Je pensais ne jamais te croiser, puis j’ai eu la chance de le faire, il y a un peu plus de deux ans. C’était à Paris, tu es venu au gymnase Jean-Jaurès (shout out, Sam). Je me souviendrai de cette journée toute ma vie. Pendant près de 15 ans tu étais tout ça, tout ce que je viens de décrire, et soudain tu étais devant moi. Les amis sont honnêtes envers eux, et je vais l’être maintenant ici à l’écrit. Je devais t’interviewer, te poser des questions aux côtés de quelques confrères. J’avais prévu 3-4 questions, pensant récupérer un peu de contenu intéressant à partager avec notre communauté. Et bien tu sais ce que j’ai fait, Kobe ? Tu ne dois pas t’en souvenir, mais je vais te le dire. Je ne t’ai posé aucune question. Le téléphone, que j’avais sorti pour enregistrer le son, je l’ai rangé dans ma poche. Mon angoisse du matin, je l’ai planquée profondément en moi. J’ai soufflé un bon coup et j’ai saisi le moment. J’ai apprécié chaque seconde, ne sachant pas si nous allions nous recroiser, et j’ai souri bêtement, pendant 5 minutes. Oui, Kobe, on s’est croisés le 21 octobre 2017, et rien que d’y penser les larmes me viennent. Je ne regrette rien, comme tu ne devrais rien regretter non plus. On s’est entendus, adorés, on s’est fâchés, peut-être ai-je vécu cela tout seul mais… non. Non, quand on ressent ce que nous ressentons tous ce lundi, on ne peut pas avoir vécu tout cela tout seul.

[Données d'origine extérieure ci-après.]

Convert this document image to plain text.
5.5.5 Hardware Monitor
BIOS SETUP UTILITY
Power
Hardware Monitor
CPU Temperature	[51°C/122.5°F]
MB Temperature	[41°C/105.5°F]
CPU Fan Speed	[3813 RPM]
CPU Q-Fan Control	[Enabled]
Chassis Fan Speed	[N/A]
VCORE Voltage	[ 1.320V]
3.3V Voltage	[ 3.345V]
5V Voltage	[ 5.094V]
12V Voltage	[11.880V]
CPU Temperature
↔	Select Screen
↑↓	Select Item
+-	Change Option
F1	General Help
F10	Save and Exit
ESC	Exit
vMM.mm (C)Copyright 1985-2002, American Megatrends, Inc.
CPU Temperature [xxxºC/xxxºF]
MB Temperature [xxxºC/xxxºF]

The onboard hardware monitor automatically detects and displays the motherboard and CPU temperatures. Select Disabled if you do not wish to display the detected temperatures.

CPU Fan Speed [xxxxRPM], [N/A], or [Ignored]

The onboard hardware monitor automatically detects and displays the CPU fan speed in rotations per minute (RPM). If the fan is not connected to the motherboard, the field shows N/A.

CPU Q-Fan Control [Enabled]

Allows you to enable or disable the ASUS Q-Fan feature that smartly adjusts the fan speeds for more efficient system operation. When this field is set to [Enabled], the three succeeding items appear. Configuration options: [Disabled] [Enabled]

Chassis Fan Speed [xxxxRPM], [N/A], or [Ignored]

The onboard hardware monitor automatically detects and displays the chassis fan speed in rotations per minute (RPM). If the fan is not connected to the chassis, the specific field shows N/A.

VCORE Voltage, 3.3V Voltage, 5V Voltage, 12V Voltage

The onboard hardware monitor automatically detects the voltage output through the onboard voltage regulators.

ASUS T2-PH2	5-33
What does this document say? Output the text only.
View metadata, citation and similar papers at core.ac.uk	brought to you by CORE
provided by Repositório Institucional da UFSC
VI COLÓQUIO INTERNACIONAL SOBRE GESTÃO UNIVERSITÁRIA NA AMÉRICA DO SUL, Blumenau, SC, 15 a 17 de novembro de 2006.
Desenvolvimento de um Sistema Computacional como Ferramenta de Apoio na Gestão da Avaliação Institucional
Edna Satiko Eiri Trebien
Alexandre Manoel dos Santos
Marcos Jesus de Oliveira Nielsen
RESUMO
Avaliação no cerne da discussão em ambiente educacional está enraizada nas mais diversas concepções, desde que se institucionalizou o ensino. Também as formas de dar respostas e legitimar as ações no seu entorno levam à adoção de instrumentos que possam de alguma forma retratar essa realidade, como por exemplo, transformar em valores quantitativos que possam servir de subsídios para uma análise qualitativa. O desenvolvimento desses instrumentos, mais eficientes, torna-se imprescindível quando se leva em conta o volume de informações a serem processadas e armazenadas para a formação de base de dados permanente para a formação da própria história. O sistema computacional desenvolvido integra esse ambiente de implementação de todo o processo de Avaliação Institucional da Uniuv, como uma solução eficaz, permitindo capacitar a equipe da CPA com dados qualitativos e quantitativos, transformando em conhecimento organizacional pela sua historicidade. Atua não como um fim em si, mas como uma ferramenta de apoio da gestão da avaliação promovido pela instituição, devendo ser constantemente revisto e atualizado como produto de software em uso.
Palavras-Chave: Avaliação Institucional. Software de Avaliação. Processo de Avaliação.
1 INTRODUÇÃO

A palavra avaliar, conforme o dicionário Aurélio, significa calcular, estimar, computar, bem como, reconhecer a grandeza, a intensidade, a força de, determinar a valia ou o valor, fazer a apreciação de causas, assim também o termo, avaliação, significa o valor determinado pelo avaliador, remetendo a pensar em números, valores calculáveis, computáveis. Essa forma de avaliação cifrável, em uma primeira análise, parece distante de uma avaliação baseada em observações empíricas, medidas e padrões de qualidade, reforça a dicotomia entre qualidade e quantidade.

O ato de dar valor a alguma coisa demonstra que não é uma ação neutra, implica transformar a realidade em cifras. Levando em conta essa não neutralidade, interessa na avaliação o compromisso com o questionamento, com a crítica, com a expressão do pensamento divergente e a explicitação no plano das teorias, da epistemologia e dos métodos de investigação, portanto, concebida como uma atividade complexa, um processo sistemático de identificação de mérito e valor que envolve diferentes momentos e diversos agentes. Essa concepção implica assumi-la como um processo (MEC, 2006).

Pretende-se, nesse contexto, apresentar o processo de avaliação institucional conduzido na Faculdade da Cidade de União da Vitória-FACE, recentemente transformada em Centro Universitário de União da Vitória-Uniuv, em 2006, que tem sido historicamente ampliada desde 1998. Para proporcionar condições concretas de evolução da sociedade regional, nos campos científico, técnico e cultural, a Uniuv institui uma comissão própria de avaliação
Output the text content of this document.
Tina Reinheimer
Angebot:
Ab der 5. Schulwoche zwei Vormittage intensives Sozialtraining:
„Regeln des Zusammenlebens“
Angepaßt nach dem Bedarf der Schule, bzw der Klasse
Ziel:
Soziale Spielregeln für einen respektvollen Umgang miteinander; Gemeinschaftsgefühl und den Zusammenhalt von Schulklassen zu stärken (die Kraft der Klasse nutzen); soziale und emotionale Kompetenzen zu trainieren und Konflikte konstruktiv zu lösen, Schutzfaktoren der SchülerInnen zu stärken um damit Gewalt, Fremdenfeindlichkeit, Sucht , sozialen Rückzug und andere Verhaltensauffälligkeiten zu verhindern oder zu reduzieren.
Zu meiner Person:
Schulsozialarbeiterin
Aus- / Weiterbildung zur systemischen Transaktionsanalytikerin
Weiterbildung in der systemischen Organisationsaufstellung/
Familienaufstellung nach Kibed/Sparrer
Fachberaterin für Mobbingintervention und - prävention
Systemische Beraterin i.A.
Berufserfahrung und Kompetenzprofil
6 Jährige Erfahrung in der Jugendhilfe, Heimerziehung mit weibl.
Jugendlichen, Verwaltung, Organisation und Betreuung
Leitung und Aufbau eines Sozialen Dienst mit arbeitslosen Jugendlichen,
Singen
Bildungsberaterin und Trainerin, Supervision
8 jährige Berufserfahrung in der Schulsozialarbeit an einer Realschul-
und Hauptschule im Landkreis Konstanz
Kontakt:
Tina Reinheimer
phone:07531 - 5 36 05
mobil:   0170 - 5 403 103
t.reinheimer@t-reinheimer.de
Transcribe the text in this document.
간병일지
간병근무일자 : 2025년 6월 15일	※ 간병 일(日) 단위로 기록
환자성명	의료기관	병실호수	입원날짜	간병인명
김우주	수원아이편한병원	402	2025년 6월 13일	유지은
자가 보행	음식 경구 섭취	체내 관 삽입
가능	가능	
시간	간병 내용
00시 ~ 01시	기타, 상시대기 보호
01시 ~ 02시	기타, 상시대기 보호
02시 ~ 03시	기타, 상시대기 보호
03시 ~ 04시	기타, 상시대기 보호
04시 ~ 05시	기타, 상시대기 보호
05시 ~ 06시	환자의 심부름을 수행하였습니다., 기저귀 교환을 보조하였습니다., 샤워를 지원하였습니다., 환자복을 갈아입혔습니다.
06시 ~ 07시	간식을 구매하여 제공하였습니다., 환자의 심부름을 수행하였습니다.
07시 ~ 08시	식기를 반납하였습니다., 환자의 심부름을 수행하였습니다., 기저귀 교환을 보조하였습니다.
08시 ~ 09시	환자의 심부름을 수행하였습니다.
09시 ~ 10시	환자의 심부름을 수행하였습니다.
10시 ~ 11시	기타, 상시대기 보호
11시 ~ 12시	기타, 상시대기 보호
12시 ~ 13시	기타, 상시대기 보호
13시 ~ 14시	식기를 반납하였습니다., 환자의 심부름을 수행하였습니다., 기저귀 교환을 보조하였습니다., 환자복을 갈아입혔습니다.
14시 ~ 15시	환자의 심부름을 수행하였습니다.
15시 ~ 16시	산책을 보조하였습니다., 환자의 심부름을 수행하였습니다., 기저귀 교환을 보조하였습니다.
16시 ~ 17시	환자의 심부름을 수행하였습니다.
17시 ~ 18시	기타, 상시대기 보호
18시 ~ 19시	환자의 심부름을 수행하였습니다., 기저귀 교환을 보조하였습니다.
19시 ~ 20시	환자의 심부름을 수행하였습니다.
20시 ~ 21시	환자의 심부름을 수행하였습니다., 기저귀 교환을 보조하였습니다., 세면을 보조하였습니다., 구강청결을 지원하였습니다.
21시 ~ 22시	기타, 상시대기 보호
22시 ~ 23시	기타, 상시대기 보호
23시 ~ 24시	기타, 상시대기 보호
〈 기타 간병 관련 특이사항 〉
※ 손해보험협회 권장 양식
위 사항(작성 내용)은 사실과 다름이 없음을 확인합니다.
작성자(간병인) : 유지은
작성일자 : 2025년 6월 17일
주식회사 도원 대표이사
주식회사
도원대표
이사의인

Tu vois, je me dis de manière pragmatique que je devrais trouver une belle manière de finir ce papier. Qu’il y a des gens qui vont lire ça et que je devrais chercher la bonne façon de conclure. C’est un réflexe, tu connais bien ça. Mais les amis ne se font pas de manières, ils se disent les choses honnêtement, sans artifice, sans filtre. Kobe, un jour je serai peut-être père, et peut-être aurai-je des filles qui aimeront le basket. Peut-être. Sache qu’après tout ce qu’on a vécu ensemble, tu resteras toujours là. Car tu me montreras, aussi, comment un père doit être avec ses filles.
Merci pour tout, Kobe. Merci d’avoir été mon ami, notre ami à tous.